Yesterday, I invited you to consider what you were hiding. Just find out what it might be, not change it or do anything about it.
Today…well, I looked into it, too. What am I hiding? Big stuff? Little stuff? Medium sized stuff?
More stuff than I realized, I’ll tell you that. I found some stuff that I am ok with not sharing with the world, and some stuff that I might need to stop hiding eventually, and some stuff that I’m hiding because I don’t know what is true about me anymore–I’m changing, and the old story doesn’t fit, but the new one isn’t formed. I feel like a sea cucumber, hiding under a rock until I can regrow my insides.
But there are a few things I’ve decided to share, because trying to pretend they aren’t there is an old, leftover from when that kind of self-protection was really, really important.
That kind of protection isn’t necessary anymore.
In fact, it isn’t really even serving me. Either people will understand and love me, or they will think I’m a little nuts and love me, but I do not worry that the ones I love most will stop loving me because of who I am.
That’s a huge change for me, a huge point of growth. I sometimes slip back into the old habits of thought and start to hide away again, but it isn’t necessary, and it isn’t about them. It’s my fear, my old habits, my challenge to change it.
The big thing that I don’t say out loud much is that I believe in stuff we can’t see or control or understand. I believe in things like intuition and tarot. I draw cards from an angel card deck that inevitably have something important for me during the day. When I read daily meditations I open the book randomly and almost always have more connection with the reading than I should by sheer chance. I believe in astrology, especially since watching ten major relationships implode at the end of March 2012, and watching several of them slowly knit back together as soon as the planets started to realign.
I do not believe in any of these things to the exclusion of logic or fact.
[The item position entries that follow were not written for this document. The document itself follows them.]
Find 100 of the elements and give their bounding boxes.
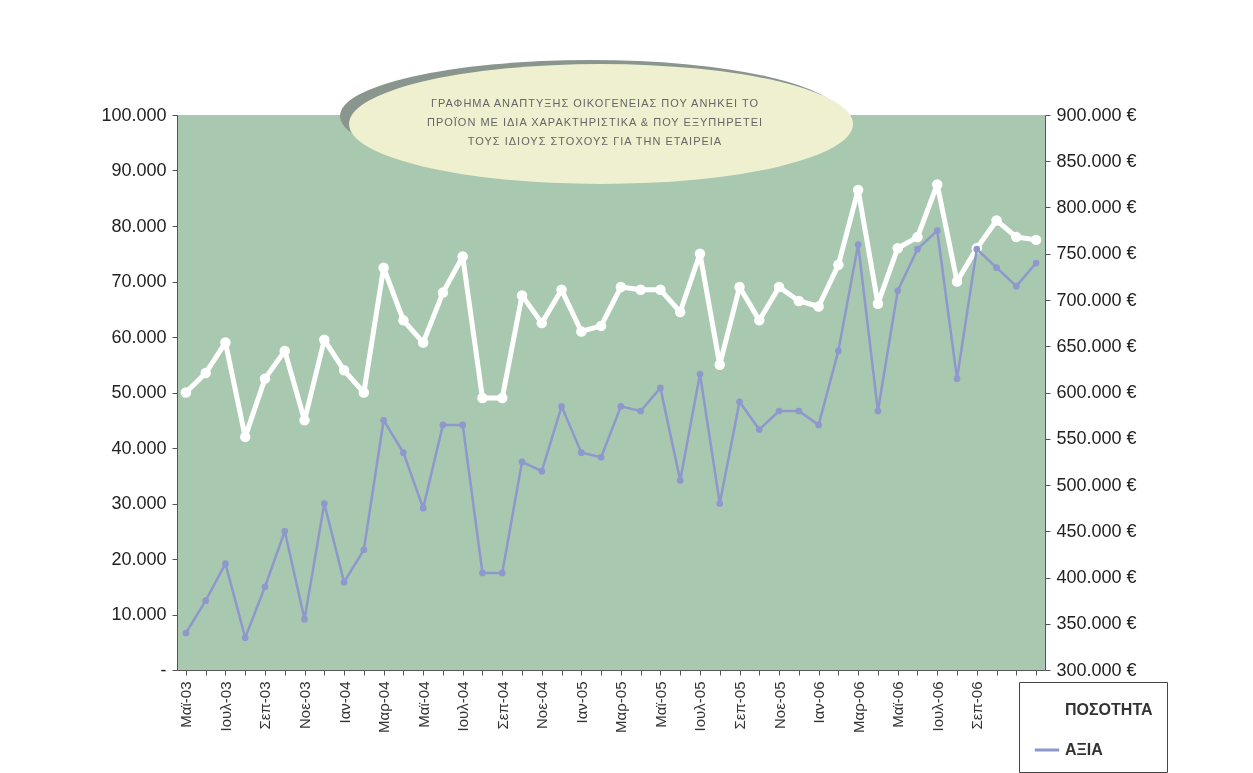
point xyxy=(874,407,882,415)
y2-tick-label: 550.000 € xyxy=(1056,428,1137,449)
x-tick-label: Ιουλ-05 xyxy=(691,681,709,732)
point xyxy=(320,500,328,507)
point xyxy=(854,241,862,248)
point xyxy=(775,407,783,415)
x-tick-label: Μαϊ-06 xyxy=(889,681,907,728)
point xyxy=(914,245,921,253)
point xyxy=(457,251,468,262)
point xyxy=(953,375,961,382)
point xyxy=(736,398,743,406)
point xyxy=(358,387,370,398)
point xyxy=(696,370,704,378)
y2-tick-label: 700.000 € xyxy=(1056,289,1137,310)
point xyxy=(360,546,368,554)
point xyxy=(754,315,765,326)
x-tick-label: Ιουλ-04 xyxy=(454,681,472,732)
point xyxy=(439,421,447,429)
x-tick-label: Μαρ-04 xyxy=(375,681,393,733)
x-tick-label: Ιουλ-06 xyxy=(928,681,946,732)
y2-tick-label: 650.000 € xyxy=(1056,335,1137,356)
x-tick-label: Μαρ-06 xyxy=(849,681,867,733)
point xyxy=(872,298,884,309)
x-tick-label: Νοε-03 xyxy=(296,681,314,730)
point xyxy=(281,527,289,535)
point xyxy=(676,477,684,484)
y-tick-label: 10.000 xyxy=(111,604,167,624)
y-tick-label: 60.000 xyxy=(111,326,167,347)
point xyxy=(716,500,724,507)
point xyxy=(200,367,211,379)
x-tick-label: Ιουλ-03 xyxy=(216,681,234,732)
chart-title: ΓΡΑΦΗΜΑ ΑΝΑΠΤΥΞΗΣ ΟΙΚΟΓΕΝΕΙΑΣ ΠΟΥ ΑΝΗΚΕΙ ΤΟ ΠΡΟΪΟΝ ΜΕ ΙΔΙΑ ΧΑΡΑΚΤΗΡΙΣΤΙΚΑ & ΠΟΥ ΕΞΥΠΗΡΕΤΕΙ ΤΟΥΣ ΙΔΙΟΥΣ ΣΤΟΧΟΥΣ ΓΙΑ ΤΗΝ ΕΤΑΙΡΕΙΑ xyxy=(425,95,765,149)
x-tick-label: Νοε-04 xyxy=(533,681,551,730)
point xyxy=(477,392,488,404)
x-tick-label: Ιαν-06 xyxy=(810,681,828,724)
x-tick-label: Μαϊ-03 xyxy=(177,681,195,728)
point xyxy=(498,569,506,577)
point xyxy=(398,315,409,326)
x-tick-label: Νοε-05 xyxy=(770,681,788,730)
point xyxy=(815,421,822,429)
y2-tick-label: 800.000 € xyxy=(1056,197,1137,217)
point xyxy=(437,287,449,298)
point xyxy=(400,449,407,456)
point xyxy=(635,284,646,296)
point xyxy=(835,347,842,355)
point xyxy=(993,264,1000,271)
point xyxy=(241,634,249,641)
point xyxy=(932,179,943,190)
point xyxy=(299,415,310,426)
y-tick-label: 70.000 xyxy=(111,271,167,291)
y-tick-label: 30.000 xyxy=(111,493,167,513)
y2-tick-label: 300.000 € xyxy=(1056,659,1137,680)
y-tick-label: 100.000 xyxy=(101,104,167,125)
x-tick-label: Μαϊ-04 xyxy=(414,681,432,728)
point xyxy=(459,421,467,429)
point xyxy=(615,281,627,293)
legend-label: ΑΞΙΑ xyxy=(1065,741,1104,758)
y-tick-label: 40.000 xyxy=(111,437,167,458)
point xyxy=(518,458,526,466)
x-tick-label: Σεπ-05 xyxy=(731,681,749,730)
y2-tick-label: 450.000 € xyxy=(1056,520,1137,541)
point xyxy=(657,384,664,392)
x-tick-label: Μαϊ-05 xyxy=(651,681,669,728)
point xyxy=(1030,234,1042,246)
point xyxy=(773,281,785,293)
point xyxy=(340,578,348,586)
point xyxy=(338,365,350,376)
point xyxy=(912,231,923,243)
y-tick-label: 50.000 xyxy=(111,382,167,402)
y-tick-label: 80.000 xyxy=(111,215,167,236)
y2-tick-label: 600.000 € xyxy=(1056,382,1137,402)
point xyxy=(793,295,805,307)
point xyxy=(558,403,565,410)
point xyxy=(892,242,903,254)
y-tick-label: - xyxy=(160,659,167,680)
point xyxy=(1032,259,1040,267)
point xyxy=(516,290,528,301)
point xyxy=(1011,231,1022,243)
point xyxy=(617,403,625,410)
point xyxy=(597,453,605,461)
y-tick-label: 20.000 xyxy=(111,548,167,569)
point xyxy=(833,259,844,271)
x-tick-label: Μαρ-05 xyxy=(612,681,630,733)
point xyxy=(795,407,803,415)
point xyxy=(951,276,963,287)
point xyxy=(259,373,271,384)
y2-tick-label: 400.000 € xyxy=(1056,567,1137,587)
point xyxy=(894,287,902,295)
y2-tick-label: 750.000 € xyxy=(1056,243,1137,264)
point xyxy=(220,337,231,348)
point xyxy=(222,560,229,567)
point xyxy=(714,359,725,370)
point xyxy=(202,597,210,604)
point xyxy=(538,467,546,475)
point xyxy=(755,426,763,433)
point xyxy=(991,215,1002,226)
y2-tick-label: 850.000 € xyxy=(1056,150,1137,171)
point xyxy=(301,615,308,623)
point xyxy=(933,227,941,234)
point xyxy=(417,337,429,348)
My fear is that people will think I am irrational, illogical, or less smart because of my belief.
But I know I’m not. My experimental evidence–my lived experience–is that these things are important and useful tools.
I believe in the spirit, the light of that-which-is-holy, in every person. And I believe in some energy greater than ourselves that moves through the world.
If you didn’t get a chance to share yesterday, join me today: what is it time to tell the world?